Marcus Vicentini
Marcus Vicentini

Reputation: 73

Deploying Airbyte with just docker-compose.yaml and varibles

I am working on a project with Airbyte. Is pretty easy the deployment with docker compose following the documentation. I just had to clone the repository and use docker compose up.

When I clone the repository a lot of files are downloaded. When I run docker compose up the images are downloaded too.

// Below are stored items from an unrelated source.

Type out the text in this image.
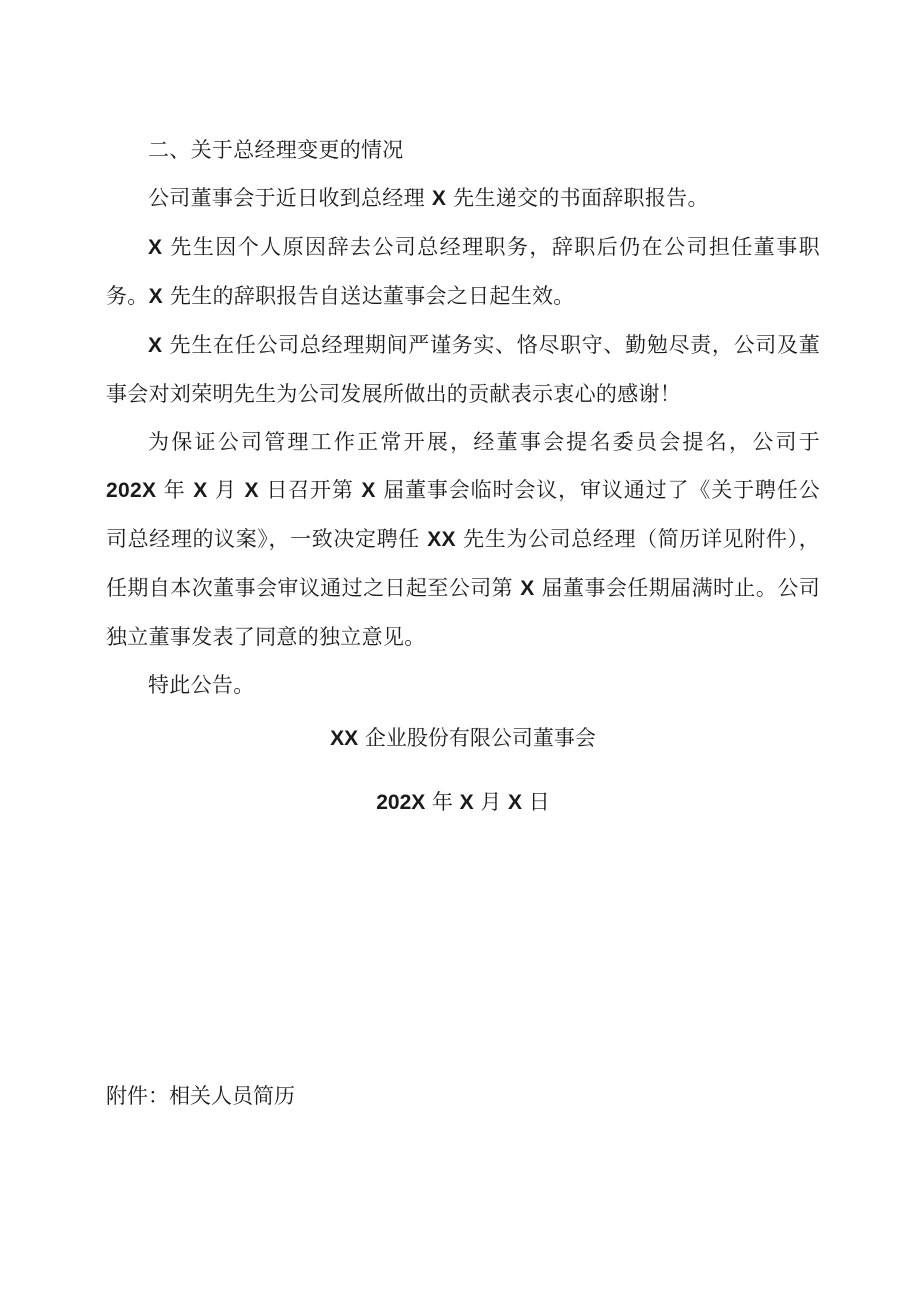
二、关于总经理变更的情况

公司董事会于近日收到总经理 X 先生递交的书面辞职报告。

X 先生因个人原因辞去公司总经理职务，辞职后仍在公司担任董事职务。X 先生的辞职报告自送达董事会之日起生效。

X 先生在任公司总经理期间严谨务实、恪尽职守、勤勉尽责，公司及董事会对刘荣明先生为公司发展所做出的贡献表示衷心的感谢！

为保证公司管理工作正常开展，经董事会提名委员会提名，公司于 202X 年 X 月 X 日召开第 X 届董事会临时会议，审议通过了《关于聘任公司总经理的议案》，一致决定聘任 XX 先生为公司总经理（简历详见附件），任期自本次董事会审议通过之日起至公司第 X 届董事会任期届满时止。公司独立董事发表了同意的独立意见。

特此公告。

XX 企业股份有限公司董事会
202X 年 X 月 X 日
附件：相关人员简历
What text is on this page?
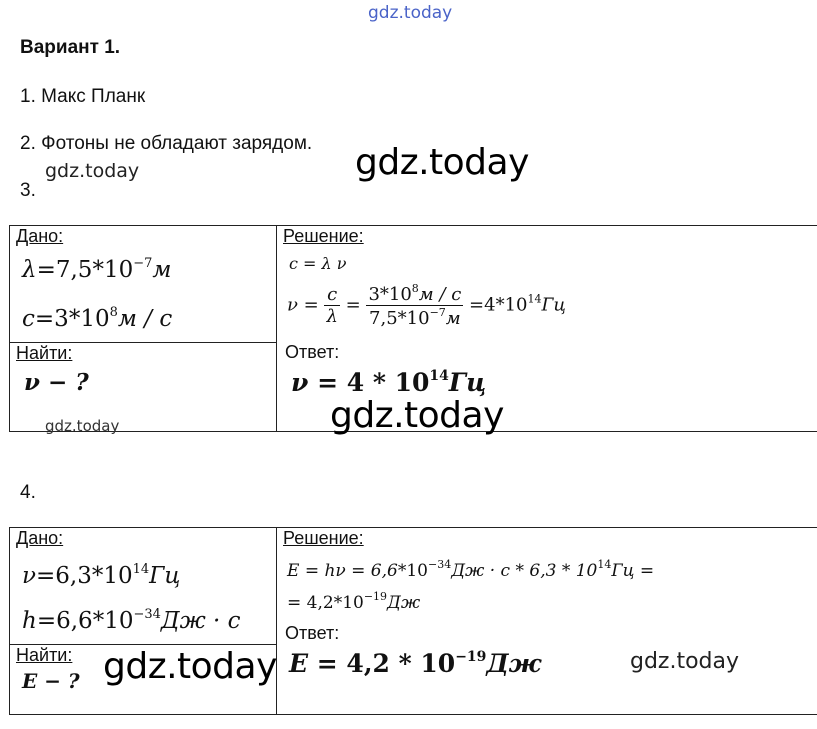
gdz.today
Вариант 1.
1. Макс Планк
2. Фотоны не обладают зарядом.
3.
4.
Дано:
$\lambda=7,5*10^{-7}м$
$c=3*10^8м / с$

Решение:
c = λ ν
$\nu = \frac{c}{\lambda} = \frac{3*10^8м / с}{7,5*10^{-7}м} =4*10^{14}Гц$
Ответ:
$\nu = 4 * 10^{14}Гц$

Найти:
ν − ?
Дано:
$\nu=6,3*10^{14}Гц$
$h=6,6*10^{-34}Дж \cdot с$

Решение:
$E = h\nu = 6,6*10^{-34}Дж \cdot с * 6,3 * 10^{14}Гц$ =
= $4,2*10^{-19}Дж$
Ответ:
$E = 4,2 * 10^{-19}Дж$

Найти:
E − ?
gdz.today	gdz.today
gdz.today
gdz.today
gdz.today	gdz.today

I did a test with a new directory containing just the docker-compose.yaml, .env and flags.yml files, required to start the containers. Everything worked fine!

What are the implications of running the containers with just these 3 files?

Thanks in advance!

I checked the number of connectors and functionality, both cases worked perfectly.

Upvotes: 5

Views: 11071

Answers (1)

Marc Keeling
Marc Keeling

Reputation: 109

I was able to get it setup by initially following the instructions located here: https://docs.airbyte.com/deploying-airbyte/local-deployment/

After running the ./run-ab-platform.sh command it generates a docker-compose.yaml, flags.yml and an .env file that I copied over to a location with no internet access along with the images.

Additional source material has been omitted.